Synergizing linguistic features and transformer networks for detecting AI-generated text
摘要
In today’s digital landscape, the widespread adoption of Large Language Models (LLMs) has made it increasingly difficult to distinguish between human-written and AI-generated text. This challenge stems from the ability of state-of-the-art LLMs such as Gemini, the GPT series (including ChatGPT-4o, 4.1, and 4.5), LLaMA, and DeepSeek to produce highly sophisticated, human-like text. The indistinguishability of such text poses significant risks across multiple sectors, including cybersecurity threats, propaganda dissemination, the spread of biased or false information on social media, and the facilitation of social engineering attacks.
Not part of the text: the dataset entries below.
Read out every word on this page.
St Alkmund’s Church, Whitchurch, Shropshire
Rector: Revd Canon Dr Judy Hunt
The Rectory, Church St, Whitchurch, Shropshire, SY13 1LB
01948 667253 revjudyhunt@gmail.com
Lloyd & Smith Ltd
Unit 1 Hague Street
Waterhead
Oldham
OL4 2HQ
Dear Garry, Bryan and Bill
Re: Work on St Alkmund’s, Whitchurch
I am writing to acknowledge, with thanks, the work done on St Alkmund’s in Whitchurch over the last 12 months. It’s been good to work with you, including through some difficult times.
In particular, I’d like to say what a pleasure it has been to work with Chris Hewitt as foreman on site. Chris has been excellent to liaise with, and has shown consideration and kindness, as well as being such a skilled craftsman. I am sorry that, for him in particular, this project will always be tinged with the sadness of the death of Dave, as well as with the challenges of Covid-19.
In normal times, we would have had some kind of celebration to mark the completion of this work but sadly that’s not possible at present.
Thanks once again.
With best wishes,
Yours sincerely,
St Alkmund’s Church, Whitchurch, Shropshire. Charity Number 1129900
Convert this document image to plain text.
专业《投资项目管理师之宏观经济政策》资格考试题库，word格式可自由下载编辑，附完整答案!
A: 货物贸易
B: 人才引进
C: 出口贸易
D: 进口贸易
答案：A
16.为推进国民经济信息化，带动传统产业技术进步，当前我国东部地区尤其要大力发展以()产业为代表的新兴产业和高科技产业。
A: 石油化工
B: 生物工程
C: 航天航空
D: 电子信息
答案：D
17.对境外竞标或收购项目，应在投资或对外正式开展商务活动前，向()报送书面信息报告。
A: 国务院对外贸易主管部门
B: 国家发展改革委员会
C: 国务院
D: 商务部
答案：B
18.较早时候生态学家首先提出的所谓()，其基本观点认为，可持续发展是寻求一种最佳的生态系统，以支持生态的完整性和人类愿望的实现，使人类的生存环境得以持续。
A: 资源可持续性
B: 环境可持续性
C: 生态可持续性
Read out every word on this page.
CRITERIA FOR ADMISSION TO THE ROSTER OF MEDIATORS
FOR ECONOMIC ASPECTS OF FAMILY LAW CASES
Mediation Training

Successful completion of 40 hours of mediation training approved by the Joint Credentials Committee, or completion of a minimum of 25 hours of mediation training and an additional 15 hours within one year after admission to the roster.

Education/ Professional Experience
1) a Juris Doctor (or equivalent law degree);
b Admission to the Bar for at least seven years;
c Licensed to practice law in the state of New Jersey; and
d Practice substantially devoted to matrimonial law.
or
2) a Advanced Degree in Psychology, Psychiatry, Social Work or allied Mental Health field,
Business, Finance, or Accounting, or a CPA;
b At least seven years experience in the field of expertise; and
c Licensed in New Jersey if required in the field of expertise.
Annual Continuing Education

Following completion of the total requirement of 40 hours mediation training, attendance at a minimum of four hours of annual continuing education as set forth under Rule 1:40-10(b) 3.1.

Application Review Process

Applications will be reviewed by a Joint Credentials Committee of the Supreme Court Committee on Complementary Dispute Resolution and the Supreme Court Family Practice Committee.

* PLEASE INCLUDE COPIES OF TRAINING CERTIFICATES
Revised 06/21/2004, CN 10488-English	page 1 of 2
In education, the misuse of these models increased academic dishonesty. To address these challenges, we leveraged two diverse datasets, HC3- and M4GT English, comprising both human-authored and AI-generated text. We evaluated model performance using standard metrics such as accuracy, precision, recall, and F1-score. Our findings demonstrated that the DistilBERT model achieved superior results, with an accuracy of 99.45% on the HC3 English dataset with linguistic features and 96.23% on the M4GT English dataset with linguistic features in distinguishing AI-generated text from human writing. This research contributes to ongoing advancements in AI detection, highlighting the potential of machine learning to address the evolving challenges of content creation and verification.